According to LB.ua news outlet, this was the topic at a session of the NATO Permanent Representatives Committee on March 28, 2018, during discussion of the effect of EU sanctions on the economies of Russia and the EU.
Secretary-General of the European Commission Ilze Juhansone presented a report on this topic. She said that the effect of sectoral EU sanctions on Russia’s economy is limited, because the primary factor that influences Russia’s economy is world oil prices. Thus in 2017, after a two-year recession, the Russian economy grew by 1.5% compared to 2016. This was made possible by the increase in world oil prices, the gradual strengthening of the ruble, the drop in inflation, and the decrease in use of state reserves to support state companies and stabilize the world economic situation.
Russia’s access to international financial markets remains limited: Russia’s banking and finance sector depends on state-allocated funds.

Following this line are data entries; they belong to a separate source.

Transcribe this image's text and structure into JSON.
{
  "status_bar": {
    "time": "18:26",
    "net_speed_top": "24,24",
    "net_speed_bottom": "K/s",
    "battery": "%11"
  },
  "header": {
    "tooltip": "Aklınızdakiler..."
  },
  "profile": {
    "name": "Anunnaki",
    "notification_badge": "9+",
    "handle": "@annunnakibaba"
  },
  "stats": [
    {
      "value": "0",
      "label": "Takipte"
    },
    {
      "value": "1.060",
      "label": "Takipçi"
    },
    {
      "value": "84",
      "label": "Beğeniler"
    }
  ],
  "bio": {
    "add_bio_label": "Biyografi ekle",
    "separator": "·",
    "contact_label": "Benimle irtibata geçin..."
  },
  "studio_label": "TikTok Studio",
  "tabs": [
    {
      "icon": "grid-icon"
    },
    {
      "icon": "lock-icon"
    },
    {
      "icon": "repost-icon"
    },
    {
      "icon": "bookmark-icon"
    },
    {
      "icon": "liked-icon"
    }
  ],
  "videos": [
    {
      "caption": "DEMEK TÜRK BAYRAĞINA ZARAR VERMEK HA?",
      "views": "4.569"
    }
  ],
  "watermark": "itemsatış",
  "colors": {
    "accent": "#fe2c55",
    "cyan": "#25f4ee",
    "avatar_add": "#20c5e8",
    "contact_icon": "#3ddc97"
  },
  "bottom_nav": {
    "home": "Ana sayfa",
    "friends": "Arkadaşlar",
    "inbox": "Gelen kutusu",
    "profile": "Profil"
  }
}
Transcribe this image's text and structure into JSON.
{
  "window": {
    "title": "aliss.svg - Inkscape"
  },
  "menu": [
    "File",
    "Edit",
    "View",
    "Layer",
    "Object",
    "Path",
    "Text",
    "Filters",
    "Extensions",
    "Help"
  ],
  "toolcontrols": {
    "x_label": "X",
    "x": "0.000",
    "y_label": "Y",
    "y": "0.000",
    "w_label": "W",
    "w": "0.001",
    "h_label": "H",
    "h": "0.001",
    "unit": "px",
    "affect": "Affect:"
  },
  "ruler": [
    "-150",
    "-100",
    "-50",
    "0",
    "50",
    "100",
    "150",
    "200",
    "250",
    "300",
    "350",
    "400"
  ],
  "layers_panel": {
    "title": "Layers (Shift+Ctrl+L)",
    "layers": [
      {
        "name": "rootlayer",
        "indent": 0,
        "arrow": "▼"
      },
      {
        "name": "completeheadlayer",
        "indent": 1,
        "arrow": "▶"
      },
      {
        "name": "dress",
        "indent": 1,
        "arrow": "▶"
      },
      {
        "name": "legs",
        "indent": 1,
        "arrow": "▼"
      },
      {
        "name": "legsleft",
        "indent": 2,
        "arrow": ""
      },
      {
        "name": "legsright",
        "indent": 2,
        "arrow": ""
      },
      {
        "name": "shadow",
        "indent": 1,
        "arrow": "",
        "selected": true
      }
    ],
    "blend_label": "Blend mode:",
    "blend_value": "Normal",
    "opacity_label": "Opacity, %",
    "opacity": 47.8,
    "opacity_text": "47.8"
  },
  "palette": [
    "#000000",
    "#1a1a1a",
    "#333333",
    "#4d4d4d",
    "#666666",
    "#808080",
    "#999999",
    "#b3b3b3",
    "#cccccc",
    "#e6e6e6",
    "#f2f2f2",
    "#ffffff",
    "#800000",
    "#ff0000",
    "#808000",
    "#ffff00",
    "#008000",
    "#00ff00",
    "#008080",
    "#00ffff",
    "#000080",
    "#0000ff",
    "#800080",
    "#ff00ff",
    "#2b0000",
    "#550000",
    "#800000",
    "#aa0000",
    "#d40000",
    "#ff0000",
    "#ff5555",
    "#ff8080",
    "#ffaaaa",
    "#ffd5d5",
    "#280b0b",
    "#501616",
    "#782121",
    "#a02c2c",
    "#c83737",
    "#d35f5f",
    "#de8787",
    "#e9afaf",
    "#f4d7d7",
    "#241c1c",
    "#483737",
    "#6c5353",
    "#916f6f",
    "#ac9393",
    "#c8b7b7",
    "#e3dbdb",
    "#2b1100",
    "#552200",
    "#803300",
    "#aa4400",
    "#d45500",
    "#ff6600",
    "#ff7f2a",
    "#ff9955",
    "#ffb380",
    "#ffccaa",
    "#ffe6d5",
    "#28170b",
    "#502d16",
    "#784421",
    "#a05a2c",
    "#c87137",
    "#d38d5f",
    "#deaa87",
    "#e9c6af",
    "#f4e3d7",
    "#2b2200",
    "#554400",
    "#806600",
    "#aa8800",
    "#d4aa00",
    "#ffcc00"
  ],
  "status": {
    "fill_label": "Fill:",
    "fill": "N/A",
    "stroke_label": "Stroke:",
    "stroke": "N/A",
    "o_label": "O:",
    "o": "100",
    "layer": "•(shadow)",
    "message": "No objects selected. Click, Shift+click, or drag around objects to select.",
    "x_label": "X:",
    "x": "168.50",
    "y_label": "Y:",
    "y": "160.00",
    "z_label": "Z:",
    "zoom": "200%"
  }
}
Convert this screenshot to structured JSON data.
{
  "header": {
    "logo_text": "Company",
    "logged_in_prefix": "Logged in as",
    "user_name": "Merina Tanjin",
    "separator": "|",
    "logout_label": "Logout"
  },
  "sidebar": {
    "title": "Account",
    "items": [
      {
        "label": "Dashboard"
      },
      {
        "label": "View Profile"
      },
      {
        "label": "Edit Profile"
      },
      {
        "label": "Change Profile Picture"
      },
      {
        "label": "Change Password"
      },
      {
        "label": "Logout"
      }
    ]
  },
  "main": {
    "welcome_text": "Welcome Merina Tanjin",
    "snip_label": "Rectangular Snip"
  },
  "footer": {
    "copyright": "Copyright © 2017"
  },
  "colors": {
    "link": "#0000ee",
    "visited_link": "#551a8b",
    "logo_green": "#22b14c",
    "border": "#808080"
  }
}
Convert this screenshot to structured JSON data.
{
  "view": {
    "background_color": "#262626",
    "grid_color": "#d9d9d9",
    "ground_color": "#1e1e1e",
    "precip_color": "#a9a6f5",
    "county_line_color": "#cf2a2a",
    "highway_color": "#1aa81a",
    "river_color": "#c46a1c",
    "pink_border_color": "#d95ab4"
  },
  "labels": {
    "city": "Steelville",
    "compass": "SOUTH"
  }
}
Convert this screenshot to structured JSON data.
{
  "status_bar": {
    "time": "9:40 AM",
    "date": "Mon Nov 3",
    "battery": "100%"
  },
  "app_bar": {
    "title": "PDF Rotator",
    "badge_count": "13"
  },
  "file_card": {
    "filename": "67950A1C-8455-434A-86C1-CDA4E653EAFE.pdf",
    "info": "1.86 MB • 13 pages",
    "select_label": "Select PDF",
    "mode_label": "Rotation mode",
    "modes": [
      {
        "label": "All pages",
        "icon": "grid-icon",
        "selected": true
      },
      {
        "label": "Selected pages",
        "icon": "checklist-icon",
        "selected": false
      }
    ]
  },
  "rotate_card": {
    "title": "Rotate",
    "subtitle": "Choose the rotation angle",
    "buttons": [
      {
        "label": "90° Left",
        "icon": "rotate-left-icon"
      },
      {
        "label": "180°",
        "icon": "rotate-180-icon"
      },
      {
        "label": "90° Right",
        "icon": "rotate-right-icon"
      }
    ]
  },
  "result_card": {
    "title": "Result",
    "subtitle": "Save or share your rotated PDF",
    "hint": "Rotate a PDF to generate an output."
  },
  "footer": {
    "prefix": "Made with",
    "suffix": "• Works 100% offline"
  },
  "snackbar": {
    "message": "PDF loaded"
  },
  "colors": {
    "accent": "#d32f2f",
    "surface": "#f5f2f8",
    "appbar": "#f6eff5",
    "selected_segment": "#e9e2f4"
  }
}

Russia’s access to new energy technologies also remains limited.
The biggest challenge to the Russian economy is its inability to carry out the basic reforms which are needed for macroeconomic stability. In addition, the banking sector’s recovery is rather slow, and thus Russia does not have enough funds to develop its economy.
As for the effect of the EU’s sectoral sanctions against Russia on the economy of the EU itself, it remains insignificant and controllable. In 2016 it amounted to 0.1% of the EU’s GDP, and it was neutral overall (0%) in 2017. The effect on the economies of EU member-states depends on the level to which the national economy is dependent on Russia.
As for the effect of Russia’s counter-sanctions on EU agricultural and food products, even though during the first few years after they were introduced, the export levels of such products to Russia sharply decreased, it recovered by 16% in 2017. This concerns the “lux” class in particular (wine, chocolate, alcoholic beverages), although with respect to cheeses, fruit, chicken and milk powder, the total European export volume was lower than in 2013.
The Polish representative said in turn that, with the increase in the aggressiveness of Russia’s behavior, especially in the context of the Salisbury incident, it is necessary to place new restrictive measures on Moscow. For example, the duration of the economic sanctions should be extended from 6 months to a year, the sanctions should be intensified due to the non-recognition of the elections in Crimea (sanctions should be placed on the entities involved in organizing the March 18 elections), and restrictions should be placed on the aviation routes of European companies to the Simferopol airport.